Boeing has delivered its first 787 Dreamliner to Japanese airline All Nippon Airways (ANA) for $200 million, three years later than its original due date.
Boeing has received just over 820 Dreamliner orders to date. ANA is to use its recent delivery for domestic flights before venturing toward international flights. Though it uses only 80% fuel flying similar distances in relation to the Boeing 767, the Dreamliner outflies the Boeing 767 by more than 50%.
Boeing has received orders for 54 additional Dreamliners from the Japanese airline. The aircrafts are worth $11 billion each, and there are 40 Boeing 787-8 passenger planes among the orders.
Boeing plans to deliver four planes to ANA in 2011, eight in 2012, and complete its 787 deliveries to the carrier by the close of 2017.
Carriers will be able to save as much as a fifth on fuel costs thanks to the Dreamliner’s carbon fiber design. It also boasts better quality cabin air and adjustable light windows, affording passengers greater comfort.
Delays Add $30 Billion in Expenses
Delays to 787 deliveries have brought expenses to over $30 billion, which is likely to impact Boeing’s profit from the aircraft. The company may see the decade close out without return from its 787 planes, and with no guarantees thereafter. Boeing has fixed the monthly aim of producing 10 planes from 2013 onward.

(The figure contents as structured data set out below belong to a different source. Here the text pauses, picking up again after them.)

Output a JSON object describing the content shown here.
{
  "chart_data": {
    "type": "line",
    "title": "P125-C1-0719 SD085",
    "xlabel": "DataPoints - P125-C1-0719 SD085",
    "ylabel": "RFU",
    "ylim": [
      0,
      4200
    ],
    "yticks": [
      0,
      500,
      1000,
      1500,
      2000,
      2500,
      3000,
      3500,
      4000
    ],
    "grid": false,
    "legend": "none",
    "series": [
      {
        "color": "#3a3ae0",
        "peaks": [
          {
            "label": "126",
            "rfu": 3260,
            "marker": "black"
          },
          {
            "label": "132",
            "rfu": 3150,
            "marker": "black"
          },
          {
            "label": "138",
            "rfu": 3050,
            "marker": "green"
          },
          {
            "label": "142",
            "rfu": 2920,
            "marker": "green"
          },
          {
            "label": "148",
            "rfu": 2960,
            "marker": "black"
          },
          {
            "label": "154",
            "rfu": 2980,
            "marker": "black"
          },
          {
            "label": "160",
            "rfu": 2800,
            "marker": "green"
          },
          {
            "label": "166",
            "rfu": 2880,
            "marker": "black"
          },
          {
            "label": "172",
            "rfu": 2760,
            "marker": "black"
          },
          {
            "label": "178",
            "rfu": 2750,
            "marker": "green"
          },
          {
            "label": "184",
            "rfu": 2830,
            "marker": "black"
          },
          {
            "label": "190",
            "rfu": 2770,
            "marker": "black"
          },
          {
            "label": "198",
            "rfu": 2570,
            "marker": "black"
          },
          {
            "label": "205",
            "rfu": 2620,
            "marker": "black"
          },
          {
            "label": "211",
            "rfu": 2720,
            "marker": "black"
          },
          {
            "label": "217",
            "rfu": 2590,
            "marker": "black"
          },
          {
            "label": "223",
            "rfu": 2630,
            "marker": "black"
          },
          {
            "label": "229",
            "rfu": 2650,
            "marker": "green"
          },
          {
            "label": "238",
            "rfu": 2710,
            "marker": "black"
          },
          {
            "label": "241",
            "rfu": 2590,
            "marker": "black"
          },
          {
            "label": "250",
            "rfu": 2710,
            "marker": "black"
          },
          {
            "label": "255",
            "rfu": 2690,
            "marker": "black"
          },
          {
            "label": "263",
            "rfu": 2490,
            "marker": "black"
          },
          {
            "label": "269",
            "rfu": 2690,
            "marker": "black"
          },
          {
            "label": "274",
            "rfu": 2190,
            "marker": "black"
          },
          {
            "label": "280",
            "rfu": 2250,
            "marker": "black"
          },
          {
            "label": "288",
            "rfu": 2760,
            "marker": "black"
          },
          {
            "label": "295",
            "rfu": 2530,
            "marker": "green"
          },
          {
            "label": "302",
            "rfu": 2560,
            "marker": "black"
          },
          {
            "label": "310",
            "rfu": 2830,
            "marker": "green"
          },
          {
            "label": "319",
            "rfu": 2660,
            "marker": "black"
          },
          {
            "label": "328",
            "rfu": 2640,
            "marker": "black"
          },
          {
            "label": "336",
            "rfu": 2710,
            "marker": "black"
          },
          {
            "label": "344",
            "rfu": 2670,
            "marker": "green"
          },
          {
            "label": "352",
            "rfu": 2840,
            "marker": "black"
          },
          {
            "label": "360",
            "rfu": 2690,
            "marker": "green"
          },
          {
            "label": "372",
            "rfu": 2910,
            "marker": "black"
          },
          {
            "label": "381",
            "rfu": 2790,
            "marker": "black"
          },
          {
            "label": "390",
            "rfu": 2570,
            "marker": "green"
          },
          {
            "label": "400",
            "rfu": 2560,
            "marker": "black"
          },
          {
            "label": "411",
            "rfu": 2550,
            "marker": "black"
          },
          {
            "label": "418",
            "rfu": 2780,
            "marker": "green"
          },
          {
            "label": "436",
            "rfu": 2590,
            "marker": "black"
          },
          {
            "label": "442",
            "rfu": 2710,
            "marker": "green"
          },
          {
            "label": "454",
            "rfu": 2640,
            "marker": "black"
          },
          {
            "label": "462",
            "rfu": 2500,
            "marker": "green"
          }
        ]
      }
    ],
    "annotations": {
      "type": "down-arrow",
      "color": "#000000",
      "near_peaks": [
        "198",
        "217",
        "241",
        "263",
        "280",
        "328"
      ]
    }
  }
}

The 787 was to take to the skies commercially in mid-2008 but its launch suffered significant delays. The aircraft’s maiden voyage was in December 2009, and its flight-testing came to an end midway through 2011. The aide-body airliner gained safety approval from the EU Aviation Safety Agency and the Federal Aviation Administration at the end of August 2011.
Cost Wins Out Over Speed in Aviation Industry Priorities
Though Boeing had been pursuing a line of “Sonic Cruiser” aircraft ten years ago, the worldwide financial crisis reordered airline demand on the aerospace industry. When the speed criterion lost out to cost effectiveness, aircraft manufacturers redirected their efforts to produce less fuel-hungry jets based on composite technology.
Boeing's 787 Dreamliner is a twin-engine, long-range jet that takes between 210 and 290 passengers. The aircraft’s windshield is in four panels, its nose smoother than similar models, and its engine nacelles (covers that attach the engine to the jet) are fitted with noise-reducing chevron nozzles.
Boeing continues to experience turbulence due to an ongoing dispute with Washington labor unions. The National Labor Relations Board and the International Association of Machinists allege the aviation company is constructing a non-union 787 site in South Carolina due to previous strike action.
Key Facts – Boeing’s 787 Dreamliner Innovation
- Lighter maintenance and less intensive pilot training cut 787 operation costs by 10%.
- The 787 is fitted with new sensors that lessen turbulence.
- Better quality, less dry cabin air and lower cabin pressure will reduce the physical strain of traveling.
- Bigger windows, including a dimming option, increase passenger comfort.